I travel completely chaotically. Most of the time I can’t remember where I’m staying (yay for free wifi at airports), I almost never exchange currency in advance, and I would never dream of arriving the “recommended” three hours before an international flight.
The thing is, I know it will never be as awful as taking the boat from Yantai to Dalian in China (I survived). And I will never cut it quite as fine as the time my friend got confused and thought my flight time from Munich airport was the time I needed to leave (I made it).
So, why worry? I’m neurotic about the location of my passport (rather than send it to the US for renewal I returned to the UK because I couldn’t cope with the thought of being without it), my wallet, and my phone and laptop, and now my Kindle (Amazon). Everything else can be replaced, or coped without. In China, I also worry about having enough hard cash, but that’s it.
My trip to Switzerland had me wondering if this was a good strategy, however. The breakfast snack served by Air Canada made me extremely nauseous, and then the following morning we rushed out the hotel before 6am for my boyfriend to make his flight. I had only the vaguest idea of where I was going, but it was ok – free wifi at Geneva airport to look it up! Then I realized the wheel on my suitcase was broken, it was draggable but a pain. But still, I worked out the ticketing system and got myself on a train (with time to pick up delicious croissant, natch) and rescue some unfortunate American that didn’t speak French. I had to change trains, but I got a ticket and found out which and boarded with minutes to spare. I honestly don’t know if the Swiss are just particularly efficient with lots of trains or whether I was ridiculously lucky, but I didn’t spend any time hanging about waiting!
But, my suitcase was driving me nuts and I was stressing that the wheel would give out completely. Also, I was doubting myself – should I have had a plan? Was my boyfriend and I deciding on impulse on Thursday that we would have a date in Geneva insane? Would my flight on Wednesday be cutting it too fine? How was I going to write my first academic talk when it turns out my co-supervisor won’t be there to get some insight from?
And then, as we headed upwards towards the mountains I looked out the window. And realized that 1. Switzerland is so very beautiful. And 2. Right now, is just fine.

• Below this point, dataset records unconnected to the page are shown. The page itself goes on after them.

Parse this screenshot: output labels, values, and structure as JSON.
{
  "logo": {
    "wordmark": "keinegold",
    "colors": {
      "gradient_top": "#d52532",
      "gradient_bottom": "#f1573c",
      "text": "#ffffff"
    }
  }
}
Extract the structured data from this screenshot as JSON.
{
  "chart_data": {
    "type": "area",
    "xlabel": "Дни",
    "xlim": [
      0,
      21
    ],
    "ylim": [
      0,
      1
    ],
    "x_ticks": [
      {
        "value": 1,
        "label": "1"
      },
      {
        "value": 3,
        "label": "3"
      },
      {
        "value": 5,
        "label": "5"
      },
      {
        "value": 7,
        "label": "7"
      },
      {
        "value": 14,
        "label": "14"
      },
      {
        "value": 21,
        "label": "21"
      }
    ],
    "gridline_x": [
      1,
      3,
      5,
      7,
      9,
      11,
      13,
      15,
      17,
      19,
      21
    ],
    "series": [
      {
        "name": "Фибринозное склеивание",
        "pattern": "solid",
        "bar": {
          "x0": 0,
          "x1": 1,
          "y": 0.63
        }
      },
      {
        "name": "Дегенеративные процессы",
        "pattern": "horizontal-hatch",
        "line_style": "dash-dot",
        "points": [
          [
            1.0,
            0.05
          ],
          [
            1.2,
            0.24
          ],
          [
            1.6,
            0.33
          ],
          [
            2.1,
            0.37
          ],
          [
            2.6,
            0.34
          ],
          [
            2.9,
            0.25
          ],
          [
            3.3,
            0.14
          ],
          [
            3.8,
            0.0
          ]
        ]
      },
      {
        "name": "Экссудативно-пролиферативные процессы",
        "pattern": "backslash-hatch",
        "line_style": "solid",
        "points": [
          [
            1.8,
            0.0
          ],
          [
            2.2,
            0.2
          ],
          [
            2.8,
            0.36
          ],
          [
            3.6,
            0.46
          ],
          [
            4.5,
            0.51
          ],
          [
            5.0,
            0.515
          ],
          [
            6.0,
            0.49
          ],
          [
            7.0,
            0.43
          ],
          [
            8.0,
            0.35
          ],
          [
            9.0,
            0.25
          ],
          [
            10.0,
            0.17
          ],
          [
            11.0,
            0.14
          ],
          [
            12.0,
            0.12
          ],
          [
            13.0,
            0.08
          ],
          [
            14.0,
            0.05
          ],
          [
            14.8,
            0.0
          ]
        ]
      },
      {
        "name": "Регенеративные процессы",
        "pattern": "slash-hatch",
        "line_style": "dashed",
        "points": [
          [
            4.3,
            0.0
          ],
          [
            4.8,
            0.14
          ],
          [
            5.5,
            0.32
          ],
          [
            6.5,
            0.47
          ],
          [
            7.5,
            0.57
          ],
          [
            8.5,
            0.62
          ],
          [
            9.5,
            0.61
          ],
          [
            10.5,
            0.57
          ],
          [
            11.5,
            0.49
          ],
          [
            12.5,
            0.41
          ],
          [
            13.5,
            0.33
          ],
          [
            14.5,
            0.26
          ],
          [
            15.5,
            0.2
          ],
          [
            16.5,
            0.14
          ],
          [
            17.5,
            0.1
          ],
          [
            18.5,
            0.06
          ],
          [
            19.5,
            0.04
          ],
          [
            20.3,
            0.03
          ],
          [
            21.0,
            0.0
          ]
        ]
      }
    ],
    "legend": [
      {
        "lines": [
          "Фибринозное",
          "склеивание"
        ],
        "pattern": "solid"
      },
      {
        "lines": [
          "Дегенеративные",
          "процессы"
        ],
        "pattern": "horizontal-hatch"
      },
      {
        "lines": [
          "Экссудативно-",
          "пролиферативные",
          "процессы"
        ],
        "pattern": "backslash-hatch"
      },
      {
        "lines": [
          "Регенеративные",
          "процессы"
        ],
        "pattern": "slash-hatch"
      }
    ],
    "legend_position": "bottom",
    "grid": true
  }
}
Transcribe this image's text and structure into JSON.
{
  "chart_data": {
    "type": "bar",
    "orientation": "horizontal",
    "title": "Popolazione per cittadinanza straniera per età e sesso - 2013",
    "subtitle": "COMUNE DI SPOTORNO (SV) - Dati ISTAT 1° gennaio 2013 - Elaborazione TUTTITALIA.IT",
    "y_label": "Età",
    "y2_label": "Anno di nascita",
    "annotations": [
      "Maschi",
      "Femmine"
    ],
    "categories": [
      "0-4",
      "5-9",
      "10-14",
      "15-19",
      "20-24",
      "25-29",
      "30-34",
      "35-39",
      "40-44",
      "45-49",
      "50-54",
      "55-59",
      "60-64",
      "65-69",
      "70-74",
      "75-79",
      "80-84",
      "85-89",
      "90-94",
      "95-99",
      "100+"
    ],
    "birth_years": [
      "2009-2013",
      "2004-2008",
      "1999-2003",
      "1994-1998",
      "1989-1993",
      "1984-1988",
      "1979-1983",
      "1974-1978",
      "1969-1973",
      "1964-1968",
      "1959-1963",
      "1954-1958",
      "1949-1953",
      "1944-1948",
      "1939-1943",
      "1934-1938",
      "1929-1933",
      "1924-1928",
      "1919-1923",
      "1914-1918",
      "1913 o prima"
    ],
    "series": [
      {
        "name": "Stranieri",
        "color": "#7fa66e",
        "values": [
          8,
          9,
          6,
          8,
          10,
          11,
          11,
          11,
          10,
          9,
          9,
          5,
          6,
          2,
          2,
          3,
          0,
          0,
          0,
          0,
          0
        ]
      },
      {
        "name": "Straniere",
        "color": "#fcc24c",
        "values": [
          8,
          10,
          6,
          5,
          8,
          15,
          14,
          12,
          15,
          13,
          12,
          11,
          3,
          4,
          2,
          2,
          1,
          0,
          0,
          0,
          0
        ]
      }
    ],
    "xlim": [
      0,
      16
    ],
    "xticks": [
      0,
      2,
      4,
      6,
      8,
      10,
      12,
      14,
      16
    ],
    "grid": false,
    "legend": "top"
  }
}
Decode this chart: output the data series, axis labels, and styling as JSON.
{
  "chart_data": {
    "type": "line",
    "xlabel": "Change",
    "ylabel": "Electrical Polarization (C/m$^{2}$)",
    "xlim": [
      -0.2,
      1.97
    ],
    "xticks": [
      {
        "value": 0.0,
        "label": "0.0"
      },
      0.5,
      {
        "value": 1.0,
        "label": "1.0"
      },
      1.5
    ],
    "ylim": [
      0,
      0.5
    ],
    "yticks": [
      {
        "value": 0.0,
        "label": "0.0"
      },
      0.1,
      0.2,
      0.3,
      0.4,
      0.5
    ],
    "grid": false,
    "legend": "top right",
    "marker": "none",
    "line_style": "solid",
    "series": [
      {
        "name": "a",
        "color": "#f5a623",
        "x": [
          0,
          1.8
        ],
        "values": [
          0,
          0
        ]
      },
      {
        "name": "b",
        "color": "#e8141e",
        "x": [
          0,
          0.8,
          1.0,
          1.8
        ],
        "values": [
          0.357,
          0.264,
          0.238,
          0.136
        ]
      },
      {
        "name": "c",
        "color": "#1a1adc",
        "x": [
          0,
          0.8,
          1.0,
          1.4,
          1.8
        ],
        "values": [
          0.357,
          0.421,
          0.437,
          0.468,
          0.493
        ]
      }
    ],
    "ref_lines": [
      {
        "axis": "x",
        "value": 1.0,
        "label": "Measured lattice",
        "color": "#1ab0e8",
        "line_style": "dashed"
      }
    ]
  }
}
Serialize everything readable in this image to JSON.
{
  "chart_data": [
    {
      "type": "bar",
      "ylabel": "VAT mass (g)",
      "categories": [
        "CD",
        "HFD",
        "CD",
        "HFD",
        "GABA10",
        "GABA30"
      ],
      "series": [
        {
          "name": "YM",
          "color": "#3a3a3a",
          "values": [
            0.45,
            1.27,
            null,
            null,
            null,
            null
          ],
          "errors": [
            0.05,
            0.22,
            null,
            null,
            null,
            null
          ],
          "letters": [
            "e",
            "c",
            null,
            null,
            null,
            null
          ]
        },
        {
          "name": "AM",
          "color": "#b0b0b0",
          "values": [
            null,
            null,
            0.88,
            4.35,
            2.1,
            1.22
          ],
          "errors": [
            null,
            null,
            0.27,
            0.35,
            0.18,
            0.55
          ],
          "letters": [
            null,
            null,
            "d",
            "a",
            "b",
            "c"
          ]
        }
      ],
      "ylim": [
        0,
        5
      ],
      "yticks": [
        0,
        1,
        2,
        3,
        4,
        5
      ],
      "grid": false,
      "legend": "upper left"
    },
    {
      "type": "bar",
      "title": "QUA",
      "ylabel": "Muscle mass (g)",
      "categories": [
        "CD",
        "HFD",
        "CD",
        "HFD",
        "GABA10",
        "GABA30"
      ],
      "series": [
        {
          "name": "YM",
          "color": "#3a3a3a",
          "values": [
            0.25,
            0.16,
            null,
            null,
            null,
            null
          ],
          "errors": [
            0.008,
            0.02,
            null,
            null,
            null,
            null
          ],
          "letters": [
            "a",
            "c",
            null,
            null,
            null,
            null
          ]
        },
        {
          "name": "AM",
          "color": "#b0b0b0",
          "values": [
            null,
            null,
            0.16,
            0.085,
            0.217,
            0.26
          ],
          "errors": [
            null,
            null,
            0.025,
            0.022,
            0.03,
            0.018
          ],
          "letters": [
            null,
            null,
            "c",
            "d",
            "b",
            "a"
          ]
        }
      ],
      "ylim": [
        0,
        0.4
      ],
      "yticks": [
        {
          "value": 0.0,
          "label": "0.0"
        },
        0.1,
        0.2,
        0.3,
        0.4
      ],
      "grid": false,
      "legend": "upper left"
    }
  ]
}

And then, y’know I got off the train and followed a mis-signposted road and got a bit lost. And came in to discover that whilst I received a receipt the conference organizers didn’t receive proof that I’d paid and had a huge drama trying to connect to the internet… and ended up sleeping through the afternoon’s sessions.
But that feeling hasn’t left me. Right now, is just fine. And I like travelling chaotically because it is always fine. I challenge myself – and then I make it work. I have been to a lot of places, and experienced a lot of awesome things. My last passport had stamps or visas on nearly every page and my new one has extra pages – it represents the possibilities – the places I’ll go, the adventures I’ll have. In all the stress and the chaos and the frustration with constantly packing-or-unpacking, and living in the same few outfits because honestly I can’t remember what else is in my closet it all became not-fun anymore. And people would say, “Oh Switzerland? You’re so lucky!” And I would look on in bewilderment because it felt like all I was seeing was airports and hotels and how is it lucky to go to a ski resort and not ski?
I’m ready – so ready – for this period of intense jittering about to end. And frustrated, by the idea that I keep seeing that says, “you’re doing what you need to do, you are who you need to be” because sometimes it’s time to change and it doesn’t really matter if someone else thinks my life is glamourous or exciting if I feel like I’m losing my mind.
But this moment, this moment is fine.
I love books, I read a lot – even more now I have my Kindle (Amazon), and it seems like I mange to read the books that contain the message I need to hear. Recently, there have been two. The Power of Now, and Goal-Free Living (both Amazon).
I was frustrated by The Power of Now. It was too fuzzy and spiritual for me to take some parts of it seriously, although I much enjoyed the quote: “I have had three zen masters, all of them cats”. But I did get some things out of it.
- To be present, just focus on whatever it is you’re doing right now. I find this calming. Instead of running from one place to another thinking about what I’m grabbing and where I’m going, I’m just walking.
- You are not your life situation.
- I was also interested by the mind-creation of drama, although I don’t have a concrete conclusion I’m drawing from that.
Goal free living is a short, easy, but mind opening read. I really recommend it (and thanks to Rachelle for recommending it to me!) The eight principles of goal-free living are:
- Use a compass, not a map
- Trust that you are never lost
- Remember that opportunity knocks often, but sometimes softly
- Want what you have
- Seek out adventure
- Become a people magnet
- Embrace your limits
- Remain detached
Anyway, after all of this – I’ve learned in the midst of chaos, in the midst of change, I need to take a deep breath and appreciate right now, whatever it contains. I hope right now is looking good to you, too.